L’amante della libertà ricerca la verità approfondendo e confrontandosi per poi formarsi il suo giudizio, non quello degli altri o quello imposto dai mass media, da taluni opinionisti, dal “politicamente corretto”, dalle ideologie o da velate forme di dittatura. In altre parole: non compra nulla a scatola chiusa. Il cristiani, inoltre, ha un riferimento in più: la «nuova libertà» insegnata dal Signore Gesù racchiusa nei suoi insegnamenti: «Se rimarrete fedeli alla mia parola, sarete veramente miei discepoli; conoscere la verità, e la verità vi farà liberi» (Gv. 8,31). Commenta il biblista B. Maggioni: «Il verbo al futuro (“sarete liberi”) mostra che la libertà è un punto di arrivo, e segna lo stacco tra il prima (una vita di schiavitù) e il dopo (una vita nella verità e nella libertà). La libertà di Gesù non è già nell’uomo, ma va accolta e costruita, e segna la differenza fra l’uomo vecchio e l’uomo nuovo. E la libertà evangelica si radica nella parola di Gesù, cioè nella sua rivelazione» (Il racconto di Giovanni, Cittadella Editrice 2006, pg.173). Dunque, l’uomo è libero, nella misura che si avvicina alla verità, la riconosce e la fa propria un fondamento della libertà è la conoscenza della verità.
La libertà, inoltre, esige la responsabilità, riconoscendo che la rivendicazione dei propri diritti deve procedere parallelamente con il riconoscimento di quelli degli altri. Nessuno è un bene «solo per se stesso»; ognuno è indissolubilmente unito agli altri, dipendendone in molteplici modi; e la nostra realizzazione avviene unicamente con la loro collaborazione. Siamo nati nudi, bisognosi dell’altro, dipendenti in modo assoluto da chi appagava e appaga i nostri bisogni. E’ sufficiente rammentare le molte persone che operano ogni giorno per noi e i tanti ai quali dobbiamo riferirci in ogni circostanza. Reputare la responsabilità nemica della libertà è un autentico paradosso perché da soli, non potremmo garantirci nessun diritto.

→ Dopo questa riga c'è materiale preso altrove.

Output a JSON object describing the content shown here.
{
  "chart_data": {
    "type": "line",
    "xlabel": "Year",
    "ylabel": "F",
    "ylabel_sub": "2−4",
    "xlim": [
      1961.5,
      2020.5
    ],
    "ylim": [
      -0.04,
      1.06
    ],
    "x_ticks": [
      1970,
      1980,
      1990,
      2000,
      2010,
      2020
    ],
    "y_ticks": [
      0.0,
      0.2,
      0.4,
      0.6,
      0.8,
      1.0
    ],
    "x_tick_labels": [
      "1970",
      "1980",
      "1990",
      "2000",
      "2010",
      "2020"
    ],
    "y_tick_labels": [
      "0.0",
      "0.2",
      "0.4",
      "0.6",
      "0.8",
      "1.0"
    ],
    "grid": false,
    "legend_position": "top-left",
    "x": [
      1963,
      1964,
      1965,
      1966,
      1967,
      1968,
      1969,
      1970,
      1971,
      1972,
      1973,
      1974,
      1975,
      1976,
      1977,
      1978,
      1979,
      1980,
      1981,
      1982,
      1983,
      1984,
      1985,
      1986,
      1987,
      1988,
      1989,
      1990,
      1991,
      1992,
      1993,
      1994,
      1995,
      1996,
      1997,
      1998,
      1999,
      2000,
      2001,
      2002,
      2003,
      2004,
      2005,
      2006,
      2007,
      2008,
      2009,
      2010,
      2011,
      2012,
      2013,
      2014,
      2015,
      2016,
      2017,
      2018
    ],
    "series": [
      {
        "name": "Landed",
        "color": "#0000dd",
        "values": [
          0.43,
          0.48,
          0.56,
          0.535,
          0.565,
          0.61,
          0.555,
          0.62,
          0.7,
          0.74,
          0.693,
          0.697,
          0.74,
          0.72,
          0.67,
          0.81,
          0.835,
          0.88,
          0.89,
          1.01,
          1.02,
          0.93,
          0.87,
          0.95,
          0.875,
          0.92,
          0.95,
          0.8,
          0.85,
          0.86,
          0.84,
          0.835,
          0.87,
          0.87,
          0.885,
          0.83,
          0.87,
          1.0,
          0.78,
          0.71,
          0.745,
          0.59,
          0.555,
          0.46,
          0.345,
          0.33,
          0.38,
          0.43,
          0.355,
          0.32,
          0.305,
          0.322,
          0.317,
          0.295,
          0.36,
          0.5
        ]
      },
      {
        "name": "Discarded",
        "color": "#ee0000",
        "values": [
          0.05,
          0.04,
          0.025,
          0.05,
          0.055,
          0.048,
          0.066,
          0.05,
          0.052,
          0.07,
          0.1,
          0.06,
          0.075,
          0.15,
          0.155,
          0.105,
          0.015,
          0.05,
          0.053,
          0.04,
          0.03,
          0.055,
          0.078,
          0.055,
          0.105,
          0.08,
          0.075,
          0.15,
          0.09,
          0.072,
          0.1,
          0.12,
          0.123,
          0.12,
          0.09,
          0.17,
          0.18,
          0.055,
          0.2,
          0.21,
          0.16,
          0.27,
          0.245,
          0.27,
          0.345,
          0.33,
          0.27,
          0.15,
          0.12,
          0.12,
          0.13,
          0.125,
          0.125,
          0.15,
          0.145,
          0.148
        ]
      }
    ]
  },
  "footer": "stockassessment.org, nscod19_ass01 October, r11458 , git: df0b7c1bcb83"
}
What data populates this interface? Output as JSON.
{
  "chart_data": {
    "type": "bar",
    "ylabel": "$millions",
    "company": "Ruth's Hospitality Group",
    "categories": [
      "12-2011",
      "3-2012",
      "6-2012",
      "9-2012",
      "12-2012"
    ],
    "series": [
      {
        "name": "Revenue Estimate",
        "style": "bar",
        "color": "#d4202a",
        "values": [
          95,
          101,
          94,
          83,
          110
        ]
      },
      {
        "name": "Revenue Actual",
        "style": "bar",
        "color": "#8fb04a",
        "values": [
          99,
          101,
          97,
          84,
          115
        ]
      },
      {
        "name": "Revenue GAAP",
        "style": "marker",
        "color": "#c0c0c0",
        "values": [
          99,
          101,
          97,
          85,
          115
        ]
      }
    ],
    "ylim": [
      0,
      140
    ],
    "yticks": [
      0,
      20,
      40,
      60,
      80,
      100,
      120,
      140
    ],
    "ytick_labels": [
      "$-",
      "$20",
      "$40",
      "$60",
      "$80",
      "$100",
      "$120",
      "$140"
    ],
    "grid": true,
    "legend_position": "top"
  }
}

Il nocciolo del problema è dunque il bene etico che orienta la libertà nei confronti della dimensione umana e sociale globale. Riferiamoci alle tematiche riguardanti la vita, il rispetto di questa precede il diritto alla libertà poichè per essere liberi è indispensabile essere vivi.
Nel contesto cristiano la libertà assume un significato ancora più ampio, consentendo la totale adesione alla volontà di Dio che invita l’uomo alla salvezza e alla costruzione di un mondo migliore e più fraterno. Di conseguenza non dobbiamo temere di fissare lo sguardo sul Signore Gesù per comprendere sempre meglio l’autentico significato di questa caratteristica della nostra esistenza. Unicamente Cristo ci può distogliere dal lasciarci incatenare dai mille lacci che la società sta apponendo alle nostre caviglie per privarci della pace del cuore, l’unica che ci consente di scrutare il domani con speranza e con ottimismo. Ammoniva il filosofo greco Tucidide: «La felicità dipende dall’essere liberi ma la libertà dipende dall’essere coraggiosi».